Here is a paradox. It is pretty easy to predict the voting patterns of new Supreme Court justices. But it can be exceedingly difficult to predict the votes of justices in specific cases — which means that it can be difficult as well to predict how those cases are going to be decided.
When President Bill Clinton appointed Stephen Breyer to the Supreme Court in 1994, those who knew Breyer's work knew that his voting patterns would be moderately liberal — more centrist than those of progressive heroes Justices Thurgood Marshall and William Brennan, but to the left, for sure, of Justice Antonin Scalia.
And when President George W. Bush appointed John Roberts as chief justice in 2005, it was clear, from Roberts' record, that his voting patterns would be moderately conservative — distinctly more conservative than those of Breyer, but distinctly less so than those of Scalia.
Something similar can be said about every Supreme Court nominee over the last half-century.
At the same time, the court is capable of big surprises. For example, many experts did not predict that in 2015, the court would rule in favor of same-sex marriage; that in 2020, it would strike down President Donald Trump's decision to repeal President Barack Obama's Deferred Action for Childhood Arrivals program, designed to protect some unauthorized aliens from removal; or that, in the same year, it would interpret the Civil Rights Act of 1964 to forbid discrimination on the basis of sexual orientation.
Indeed, a careful effort to test whether legal experts are good at forecasting the decisions of the Supreme Court found that such experts were right just 59.1% of the time.
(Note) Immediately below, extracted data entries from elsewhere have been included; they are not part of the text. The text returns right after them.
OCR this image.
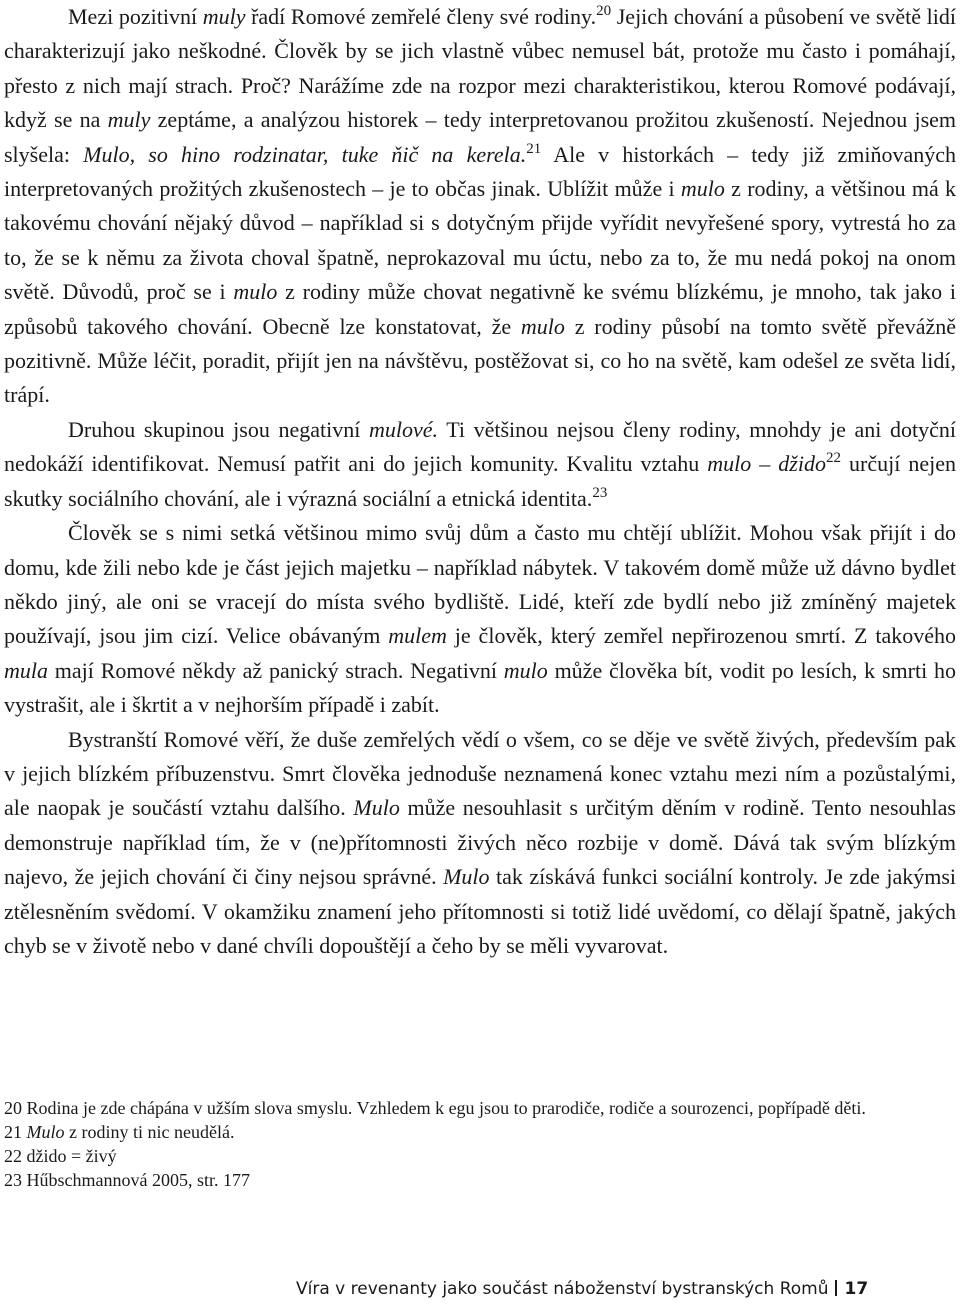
Mezi pozitivní muly řadí Romové zemřelé členy své rodiny.$^{20}$ Jejich chování a působení ve světě lidí charakterizují jako neškodné. Člověk by se jich vlastně vůbec nemusel bát, protože mu často i pomáhají, přesto z nich mají strach. Proč? Narážíme zde na rozpor mezi charakteristikou, kterou Romové podávají, když se na muly zeptáme, a analýzou historek – tedy interpretovanou prožitou zkušeností. Nejednou jsem slyšela: Mulo, so hino rodzinatar, tuke ňič na kerela.$^{21}$ Ale v historkách – tedy již zmiňovaných interpretovaných prožitých zkušenostech – je to občas jinak. Ublížit může i mulo z rodiny, a většinou má k takovému chování nějaký důvod – například si s dotyčným přijde vyřídit nevyřešené spory, vytrestá ho za to, že se k němu za života choval špatně, neprokazoval mu úctu, nebo za to, že mu nedá pokoj na onom světě. Důvodů, proč se i mulo z rodiny může chovat negativně ke svému blízkému, je mnoho, tak jako i způsobů takového chování. Obecně lze konstatovat, že mulo z rodiny působí na tomto světě převážně pozitivně. Může léčit, poradit, přijít jen na návštěvu, postěžovat si, co ho na světě, kam odešel ze světa lidí, trápí.

Druhou skupinou jsou negativní mulové. Ti většinou nejsou členy rodiny, mnohdy je ani dotyční nedokáží identifikovat. Nemusí patřit ani do jejich komunity. Kvalitu vztahu mulo – džido$^{22}$ určují nejen skutky sociálního chování, ale i výrazná sociální a etnická identita.$^{23}$

Člověk se s nimi setká většinou mimo svůj dům a často mu chtějí ublížit. Mohou však přijít i do domu, kde žili nebo kde je část jejich majetku – například nábytek. V takovém domě může už dávno bydlet někdo jiný, ale oni se vracejí do místa svého bydliště. Lidé, kteří zde bydlí nebo již zmíněný majetek používají, jsou jim cizí. Velice obávaným mulem je člověk, který zemřel nepřirozenou smrtí. Z takového mula mají Romové někdy až panický strach. Negativní mulo může člověka bít, vodit po lesích, k smrti ho vystrašit, ale i škrtit a v nejhorším případě i zabít.

Bystranští Romové věří, že duše zemřelých vědí o všem, co se děje ve světě živých, především pak v jejich blízkém příbuzenstvu. Smrt člověka jednoduše neznamená konec vztahu mezi ním a pozůstalými, ale naopak je součástí vztahu dalšího. Mulo může nesouhlasit s určitým děním v rodině. Tento nesouhlas demonstruje například tím, že v (ne)přítomnosti živých něco rozbije v domě. Dává tak svým blízkým najevo, že jejich chování či činy nejsou správné. Mulo tak získává funkci sociální kontroly. Je zde jakýmsi ztělesněním svědomí. V okamžiku znamení jeho přítomnosti si totiž lidé uvědomí, co dělají špatně, jakých chyb se v životě nebo v dané chvíli dopouštějí a čeho by se měli vyvarovat.

20 Rodina je zde chápána v užším slova smyslu. Vzhledem k egu jsou to prarodiče, rodiče a sourozenci, popřípadě děti.

21 Mulo z rodiny ti nic neudělá.

22 džido = živý

23 Hűbschmannová 2005, str. 177

Víra v revenanty jako součást náboženství bystranských Romů 17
That's better than flipping a coin — but not a lot better.
Judge Amy Coney Barrett's background shows unmistakably conservative inclinations, and it is a good bet that she would count, broadly speaking, as a conservative justice. But would she vote to strike down the Affordable Care Act, the 2010 health care law widely known as Obamacare? Would she vote to overrule Roe v. Wade, the 1973 ruling that women have a constitutional right to have an abortion? To forbid any and all affirmative action programs? Would she take a strong stand against gun control laws? Would she give more protection to commercial advertising?